In my old life - in the life I just died in - I didn't have this. I was a doctor. I set bones and sutured wounds and talked people back from the edge of panic and I was good at it and it was enough and I had nothing like this thing currently purring at the bottom of my nervous system like a cat that has decided it lives here now.
The zombies bit me. And then I came back.
And I came back with something.
I don't know what it does yet. I don't know what it wants. But it is real and it is mine and the second I acknowledge it, it pulses again - stronger this time, like it's happy I finally said hello back.
I get up.
In the bathroom I splash cold water on my face and look at myself in the mirror for a long time. Same face. Dark circles. Violet eyes that Marcus always called unusual and Jessa always called pretty and I now understand were something else entirely - a sign of something neither of them would have let me keep if they'd known what it meant.
I look at myself and I make a decision.
No one gets my kindness for free this time. Not one single person.
I go to the kitchen. Marcus turns from the stove with his easy smile and says "Morning, you're up early" and hands me coffee like it's any regular day, like I didn't die, like I am the same woman who went to sleep next to him last night. I take the mug and smile back and say "Couldn't sleep" which is the truest thing I have said in two lifetimes.
I sit at the table and while he talks about his day I open the notes app on my phone and I start typing. Every supply route that held. Every one that collapsed. Every face that was kind in the shelter and every face that watched me bleed.

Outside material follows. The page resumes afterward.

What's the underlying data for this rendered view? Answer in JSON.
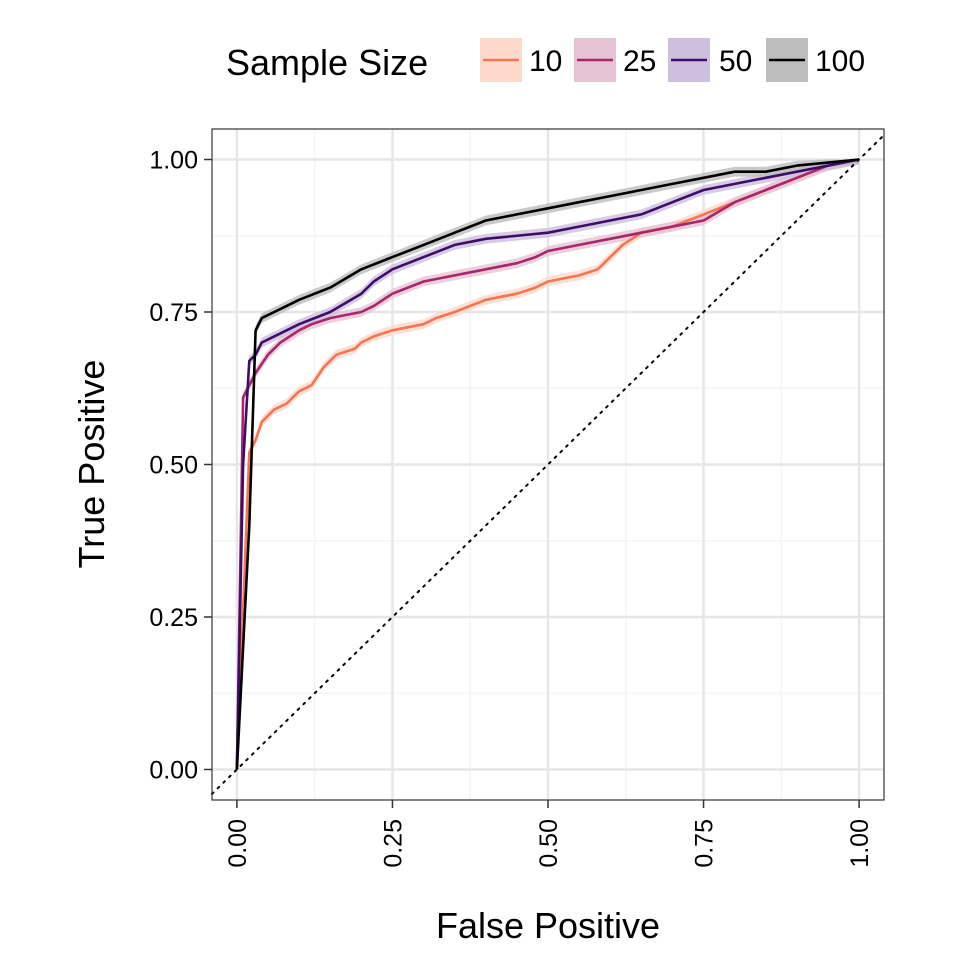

The names of the four people I need to reach in the next two weeks before they make choices they can't take back. The name of the lawyer I will call this afternoon whose office is on the other side of the city where Marcus has no reason to ever go.
I type Jessa's name last. I stare at it for a moment.
Then I save the file under the name GROCERY LIST and put my phone face down on the table.
Marcus kisses the top of my head before he leaves. "Have a good shift," he says.
"I will," I say.
The door closes. I sit in the quiet kitchen with my coffee and my list and the strange new thing coiling warmly in my chest, and I let myself feel, for exactly sixty seconds, everything I am not going to let myself feel again after this. The grief. The rage. The memory of Jessa's face.
Sixty seconds. Then I stand up.
My phone buzzes on the table. A text from an unknown number - no name, no photo, no area code I recognize. I pick it up.
Five words.
Don't go to work today.
I read it three times. My ability slams awake so violently I grab the edge of the counter to stay standing - not with hunger, not with fear, but with the blazing desperate urgency of a fire alarm, screaming at me in a language I don't yet speak.
My coffee mug slips from my fingers and shatters on the floor.
And from somewhere outside my window, very close, a car alarm starts screaming - and then every car alarm on the street starts screaming - and then they all go silent at exactly the same moment.
Complete silence.
Like something just held its breath.